Interview follow-ups

What changes if each number can be used at most once?

That becomes the Combination Sum II shape. The search is still backtracking, but the recursive call moves to candidate_index + 1 instead of staying at candidate_index, because reuse is no longer allowed. The harder part is duplicate handling: if the input can contain repeated values, the loop must skip equal candidates at the same recursion depth so the same combination is not produced multiple times. The approach still works because sorting groups duplicates together and gives a consistent way to decide which copy is allowed to start a branch. The runtime remains exponential in the worst case, but the branching factor is often smaller because reuse is removed.

Could dynamic programming solve this problem too?

Yes, but it is usually less natural if the goal is to return the actual combinations. A DP solution can store, for each intermediate sum, the combinations that reach that sum, then extend them with later candidates. That can work, but it tends to be heavier in both code and memory because the state must carry large lists of partial combinations. Backtracking is usually preferred because it builds one path at a time, prunes early, and maps directly to the way the problem is stated. DP becomes more attractive when the interviewer changes the problem to “count the number of combinations” rather than “return them.”

Why do we sort if the original problem does not ask for sorted output?

Sorting is not for presentation.

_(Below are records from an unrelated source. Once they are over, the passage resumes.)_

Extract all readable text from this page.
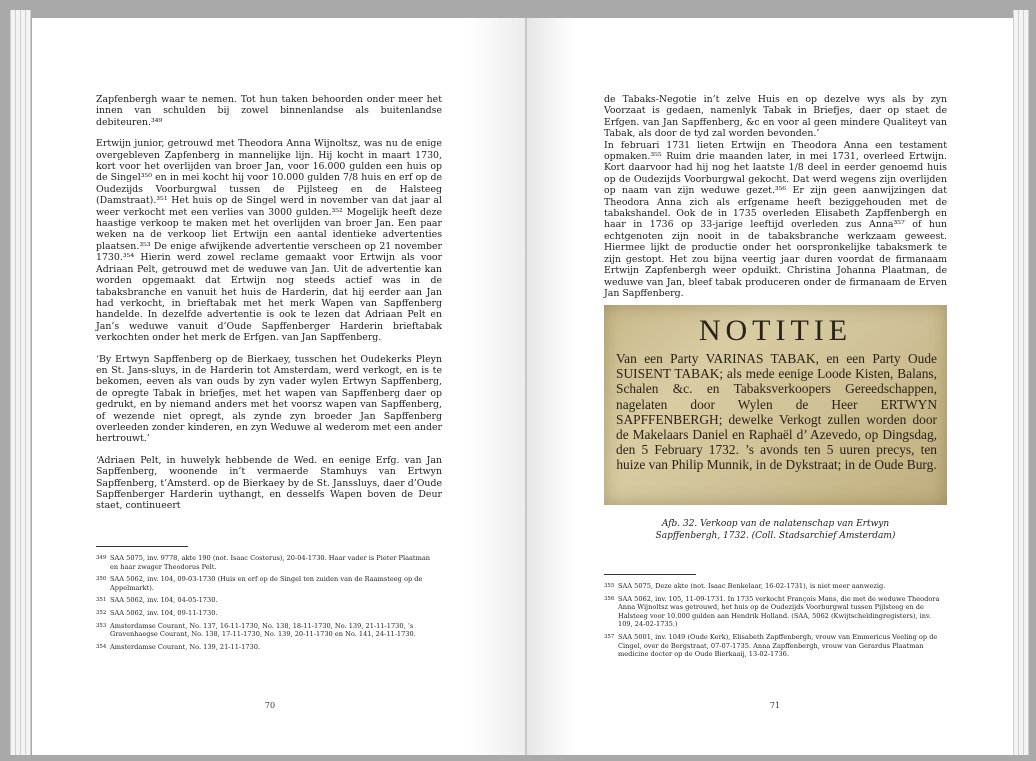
Zapfenbergh waar te nemen. Tot hun taken behoorden onder meer het innen van schulden bij zowel binnenlandse als buitenlandse debiteuren.³⁴⁹

Ertwijn junior, getrouwd met Theodora Anna Wijnoltsz, was nu de enige overgebleven Zapfenberg in mannelijke lijn. Hij kocht in maart 1730, kort voor het overlijden van broer Jan, voor 16.000 gulden een huis op de Singel³⁵⁰ en in mei kocht hij voor 10.000 gulden 7/8 huis en erf op de Oudezijds Voorburgwal tussen de Pijlsteeg en de Halsteeg (Damstraat).³⁵¹ Het huis op de Singel werd in november van dat jaar al weer verkocht met een verlies van 3000 gulden.³⁵² Mogelijk heeft deze haastige verkoop te maken met het overlijden van broer Jan. Een paar weken na de verkoop liet Ertwijn een aantal identieke advertenties plaatsen.³⁵³ De enige afwijkende advertentie verscheen op 21 november 1730.³⁵⁴ Hierin werd zowel reclame gemaakt voor Ertwijn als voor Adriaan Pelt, getrouwd met de weduwe van Jan. Uit de advertentie kan worden opgemaakt dat Ertwijn nog steeds actief was in de tabaksbranche en vanuit het huis de Harderin, dat hij eerder aan Jan had verkocht, in brieftabak met het merk Wapen van Sapffenberg handelde. In dezelfde advertentie is ook te lezen dat Adriaan Pelt en Jan’s weduwe vanuit d’Oude Sapffenberger Harderin brieftabak verkochten onder het merk de Erfgen. van Jan Sapffenberg.

‘By Ertwyn Sapffenberg op de Bierkaey, tusschen het Oudekerks Pleyn en St. Jans-sluys, in de Harderin tot Amsterdam, werd verkogt, en is te bekomen, eeven als van ouds by zyn vader wylen Ertwyn Sapffenberg, de opregte Tabak in briefjes, met het wapen van Sapffenberg daer op gedrukt, en by niemand anders met het voorsz wapen van Sapffenberg, of wezende niet opregt, als zynde zyn broeder Jan Sapffenberg overleeden zonder kinderen, en zyn Weduwe al wederom met een ander hertrouwt.’

‘Adriaen Pelt, in huwelyk hebbende de Wed. en eenige Erfg. van Jan Sapffenberg, woonende in’t vermaerde Stamhuys van Ertwyn Sapffenberg, t’Amsterd. op de Bierkaey by de St. Janssluys, daer d’Oude Sapffenberger Harderin uythangt, en desselfs Wapen boven de Deur staet, continueert

349 SAA 5075, inv. 9778, akte 190 (not. Isaac Costerus), 20-04-1730. Haar vader is Pieter Plaatman en haar zwager Theodorus Pelt.
350 SAA 5062, inv. 104, 09-03-1730 (Huis en erf op de Singel ten zuiden van de Raamsteeg op de Appelmarkt).
351 SAA 5062, inv. 104, 04-05-1730.
352 SAA 5062, inv. 104, 09-11-1730.
353 Amsterdamse Courant, No. 137, 16-11-1730, No. 138, 18-11-1730, No. 139, 21-11-1730, ’s Gravenhaegse Courant, No. 138, 17-11-1730, No. 139, 20-11-1730 en No. 141, 24-11-1730.
354 Amsterdamse Courant, No. 139, 21-11-1730.
70

de Tabaks-Negotie in’t zelve Huis en op dezelve wys als by zyn Voorzaat is gedaen, namenlyk Tabak in Briefjes, daer op staet de Erfgen. van Jan Sapffenberg, &c en voor al geen mindere Qualiteyt van Tabak, als door de tyd zal worden bevonden.’

In februari 1731 lieten Ertwijn en Theodora Anna een testament opmaken.³⁵⁵ Ruim drie maanden later, in mei 1731, overleed Ertwijn. Kort daarvoor had hij nog het laatste 1/8 deel in eerder genoemd huis op de Oudezijds Voorburgwal gekocht. Dat werd wegens zijn overlijden op naam van zijn weduwe gezet.³⁵⁶ Er zijn geen aanwijzingen dat Theodora Anna zich als erfgename heeft beziggehouden met de tabakshandel. Ook de in 1735 overleden Elisabeth Zapffenbergh en haar in 1736 op 33-jarige leeftijd overleden zus Anna³⁵⁷ of hun echtgenoten zijn nooit in de tabaksbranche werkzaam geweest. Hiermee lijkt de productie onder het oorspronkelijke tabaksmerk te zijn gestopt. Het zou bijna veertig jaar duren voordat de firmanaam Ertwijn Zapfenbergh weer opduikt. Christina Johanna Plaatman, de weduwe van Jan, bleef tabak produceren onder de firmanaam de Erven Jan Sapffenberg.

NOTITIE
Van een Party VARINAS TABAK, en een Party Oude SUISENT TABAK; als mede eenige Loode Kisten, Balans, Schalen &c. en Tabaksverkoopers Gereedschappen, nagelaten door Wylen de Heer ERTWYN SAPFFENBERGH; dewelke Verkogt zullen worden door de Makelaars Daniel en Raphaël d’ Azevedo, op Dingsdag, den 5 February 1732. ’s avonds ten 5 uuren precys, ten huize van Philip Munnik, in de Dykstraat; in de Oude Burg.
Afb. 32. Verkoop van de nalatenschap van Ertwyn
Sapffenbergh, 1732. (Coll. Stadsarchief Amsterdam)
355 SAA 5075, Deze akte (not. Isaac Benkelaar, 16-02-1731), is niet meer aanwezig.
356 SAA 5062, inv. 105, 11-09-1731. In 1735 verkocht François Mans, die met de weduwe Theodora Anna Wijnoltsz was getrouwd, het huis op de Oudezijds Voorburgwal tussen Pijlsteeg en de Halsteeg voor 10.000 gulden aan Hendrik Holland. (SAA, 5062 (Kwijtscheldingregisters), inv. 109, 24-02-1735.)
357 SAA 5001, inv. 1049 (Oude Kerk), Elisabeth Zapffenbergh, vrouw van Emmericus Veeling op de Cingel, over de Bergstraat, 07-07-1735. Anna Zapffenbergh, vrouw van Gerardus Plaatman medicine docter op de Oude Bierkaaij, 13-02-1736.
71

It is for control of the search space. Once the candidates are sorted, the algorithm gets two benefits that materially simplify the solution: it can stop the loop early when a candidate is too large, and it can enforce a non-decreasing construction order that removes duplicate permutations. Without sorting, the algorithm would either waste work exploring impossible large values or need extra machinery to deduplicate results after the fact. The asymptotic worst-case complexity stays exponential either way, but sorting makes the search far cleaner and usually much faster in practice.

How would you count combinations instead of returning them?

If only the count is needed, the problem becomes much cheaper in memory because the algorithm no longer has to store every path explicitly. One option is to keep the same backtracking structure and increment a counter whenever the remaining target reaches zero. Another option is a DP formulation where dp[sum] represents how many ways to build that sum using candidates processed so far. The DP version is often the better answer for the counting variant because it reuses overlapping subproblems instead of materializing every combination. The tradeoff is that DP gives counts efficiently, but it does not directly recover the actual combination lists without storing much more information.